Immediately after the airplane image passed behind the tower, and before the explosion, CNN dissolved from the Chopper 7 shot to a close up of the north side of the towers. During the dissolve, there is video noise.
Where does this noise come from? We know that the Chopper 7 shot did not break up, because complete copies of it survive. We must surmise that the noise was present on the tower close-up. Why would a video switcher dissolve away from a camera that just showed a clear view of an airplane crossing, and to a camera with a bunch of noise?
In any event, the next frame is black (fig. 38), which holds for about 5 frames (1/6 of a second), then fades back up from black to the close up, then dissolves back to the Chopper 7 shot. The CNN blackout occurs during the same time as the Chopper 5 blackout, which is also the same time that is missing from the Naudet footage.
All three of these blackouts occur within ¼ of a second of each other.
Logically, either these blackouts were accidental or they were on purpose.One accidental blackout is very unlikely. What are the chances that two different networks and a documentary film all coincidentally lost picture, right at the time of history’s defining moment? The odds would easily be a billion to one against.
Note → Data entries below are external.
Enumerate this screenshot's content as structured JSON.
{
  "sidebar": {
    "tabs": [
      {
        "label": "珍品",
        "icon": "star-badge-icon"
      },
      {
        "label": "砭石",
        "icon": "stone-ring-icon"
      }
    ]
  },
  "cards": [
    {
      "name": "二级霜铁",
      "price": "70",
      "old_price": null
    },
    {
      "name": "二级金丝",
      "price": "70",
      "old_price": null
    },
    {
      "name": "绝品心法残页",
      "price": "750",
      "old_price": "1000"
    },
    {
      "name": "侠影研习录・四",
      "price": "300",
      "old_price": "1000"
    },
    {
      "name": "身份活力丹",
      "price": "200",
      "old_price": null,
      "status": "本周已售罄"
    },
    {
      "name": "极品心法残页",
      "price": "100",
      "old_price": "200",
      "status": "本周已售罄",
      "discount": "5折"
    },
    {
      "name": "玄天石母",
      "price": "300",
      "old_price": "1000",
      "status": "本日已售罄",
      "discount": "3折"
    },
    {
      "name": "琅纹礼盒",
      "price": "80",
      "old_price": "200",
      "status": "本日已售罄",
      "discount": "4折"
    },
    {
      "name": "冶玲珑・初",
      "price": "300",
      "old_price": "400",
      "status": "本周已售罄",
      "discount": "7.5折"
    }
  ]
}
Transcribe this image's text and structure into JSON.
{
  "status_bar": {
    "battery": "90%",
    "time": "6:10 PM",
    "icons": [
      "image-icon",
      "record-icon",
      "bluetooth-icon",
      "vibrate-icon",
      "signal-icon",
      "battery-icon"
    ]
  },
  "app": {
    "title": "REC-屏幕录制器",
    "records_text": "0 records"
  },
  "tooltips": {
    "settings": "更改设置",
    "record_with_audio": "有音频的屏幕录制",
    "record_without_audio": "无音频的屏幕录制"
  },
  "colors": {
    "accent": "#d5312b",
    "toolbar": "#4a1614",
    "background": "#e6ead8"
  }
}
For a side by side synchronized comparison of the 3 blackouts, see Appendix C.
Under the compositing hypothesis, the video technicians were prepared to go to black to help cover up any mistakes that might occur at the crucial moment. The Naudet brothers removed the time period that would show the fate of Pinnochio’s Nose, rather than have to deal with inserting a flame consistent with Gamma Press.
Thus the Chopper 5 fade to black event and the CNN blackout are shown to have a simple explanation under the compositing hypothesis, but are astronomically unlikely under the real plane hypothesis.